As artificial intelligence rapidly transforms education, workforce development, and society at large, a fundamental question remains unresolved: who defines AI literacy?

The International AI Assessment Board (AAB) launches as an initiative dedicated to establishing AI literacy standards, assessment frameworks, and a case-based evidence system for education.

Despite the rapid proliferation of AI courses, tools, and programs worldwide, the field remains fragmented. Educators, institutions, and policymakers face a growing challenge: there is no widely accepted framework to define, measure, or validate AI literacy across K-12, higher education, adult learning, and workforce contexts.

A new evidence infrastructure for AI literacy

AAB positions AI literacy not as a collection of tools or courses, but as a form of foundational education infrastructure that requires clear standards, transparent assessment, and comparable real-world evidence.

At the core of AAB's approach is a case-based evidence system designed to collect, structure, and analyze AI education practices, from research studies to real-world pilots. This evidence base is intended to support careful standards development rather than unsupported claims about what AI literacy should mean.

AAB's work

  • AI literacy standards: developing structured guidance that can define AI literacy across age groups, disciplines, and application contexts.
  • Assessment and validation: designing ways to evaluate AI learning outcomes beyond traditional testing, including applied and project-based competencies.
  • Case-based evidence: building a structured registry of AI education cases and pilot programs to support evidence-based decision-making.

A collaborative effort

AAB is designed as an independent, nonprofit-oriented initiative working with academic institutions, educators, researchers, schools, education systems, and industry partners.
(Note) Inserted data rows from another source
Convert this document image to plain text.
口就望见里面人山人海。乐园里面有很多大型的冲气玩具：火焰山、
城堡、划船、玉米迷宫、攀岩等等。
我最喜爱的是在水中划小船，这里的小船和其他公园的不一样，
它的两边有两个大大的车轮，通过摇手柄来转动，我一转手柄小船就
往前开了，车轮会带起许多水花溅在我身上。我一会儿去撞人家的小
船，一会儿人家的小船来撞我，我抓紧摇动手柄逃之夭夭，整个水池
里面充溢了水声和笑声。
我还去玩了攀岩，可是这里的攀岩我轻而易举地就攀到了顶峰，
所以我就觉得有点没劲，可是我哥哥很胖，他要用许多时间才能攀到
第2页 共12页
Its development is informed by global conversations around AI education, emerging international frameworks, and public policy discussions.

Call for participation

AAB invites academics, educators, researchers, institutions, and organizations to participate in its early-stage development.

  • Contributing cases to the global registry
  • Providing feedback on draft frameworks
  • Joining academic and standards-review discussions

A defining moment

As AI becomes a universal layer across education and work, the need for shared definitions, trusted assessment, and evidence-based frameworks is becoming urgent. AAB aims to help shape that foundation.